J R Stat Soc Series B Stat Methodol. 2012 Jun 1;74(3):569-592. doi: 10.1111/j.1467-9868.2011.01018.x. Epub 2012 Feb 15.
It is now common to survey microbial communities by sequencing nucleic acid material extracted in bulk from a given environment. Comparative methods are needed that indicate the extent to which two communities differ given data sets of this type. UniFrac, which gives a somewhat ad hoc phylogenetics-based distance between two communities, is one of the most commonly used tools for these analyses. We provide a foundation for such methods by establishing that, if we equate a metagenomic sample with its empirical distribution on a reference phylogenetic tree, then the weighted UniFrac distance between two samples is just the classical Kantorovich-Rubinstein, or earth mover's, distance between the corresponding empirical distributions. We demonstrate that this Kantorovich-Rubinstein distance and extensions incorporating uncertainty in the sample locations can be written as a readily computable integral over the tree, we develop L(p) Zolotarev-type generalizations of the metric, and we show how the p-value of the resulting natural permutation test of the null hypothesis 'no difference between two communities' can be approximated by using a Gaussian process functional. We relate the L(2)-case to an analysis-of-variance type of decomposition, finding that the distribution of its associated Gaussian functional is that of a computable linear combination of independent [Formula: see text] random variables.

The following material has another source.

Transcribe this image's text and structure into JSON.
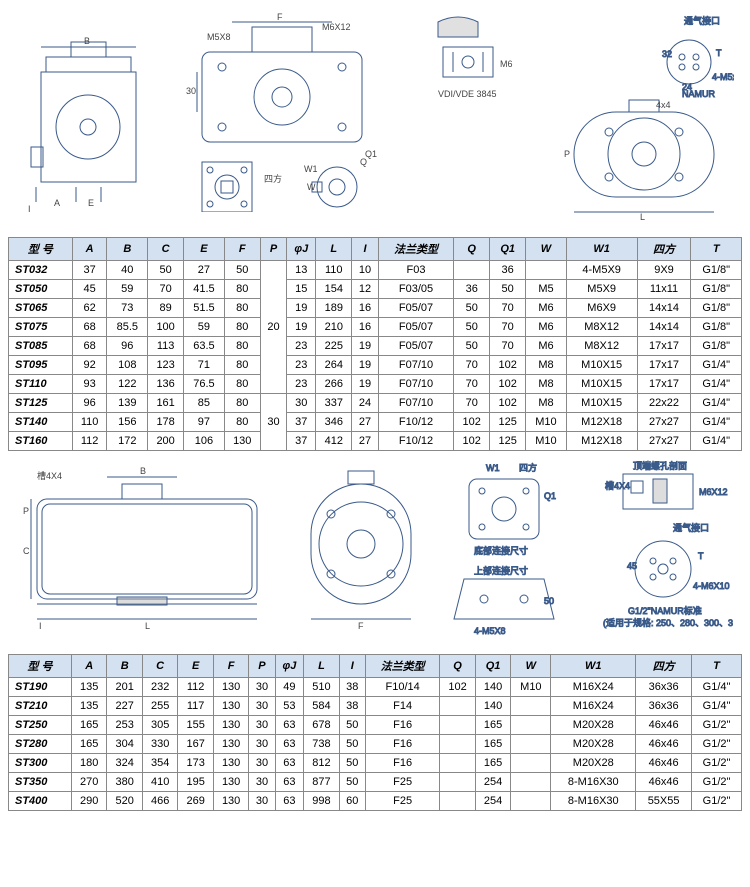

现在,通过对从给定环境中批量提取的核酸材料进行测序来调查微生物群落已很常见。需要有比较方法来表明在给定此类数据集的情况下,两个群落的差异程度。UniFrac给出了两个群落之间基于系统发育的某种特别的距离,是这些分析中最常用的工具之一。我们为这类方法奠定了基础,即通过证明,如果我们将宏基因组样本与其在参考系统发育树上的经验分布等同起来,那么两个样本之间的加权UniFrac距离恰好就是相应经验分布之间的经典 Kantorovich - Rubinstein 距离,即推土机距离。我们证明了这个 Kantorovich - Rubinstein 距离以及纳入样本位置不确定性的扩展形式可以写成树上易于计算的积分,我们开发了该度量的L(p) Zolotarev型推广,并且我们展示了如何通过使用高斯过程泛函来近似原假设“两个群落无差异”的所得自然置换检验的p值。我们将L(2)情形与方差分析类型的分解相关联,发现其相关高斯泛函的分布是独立[公式:见原文]随机变量的可计算线性组合的分布。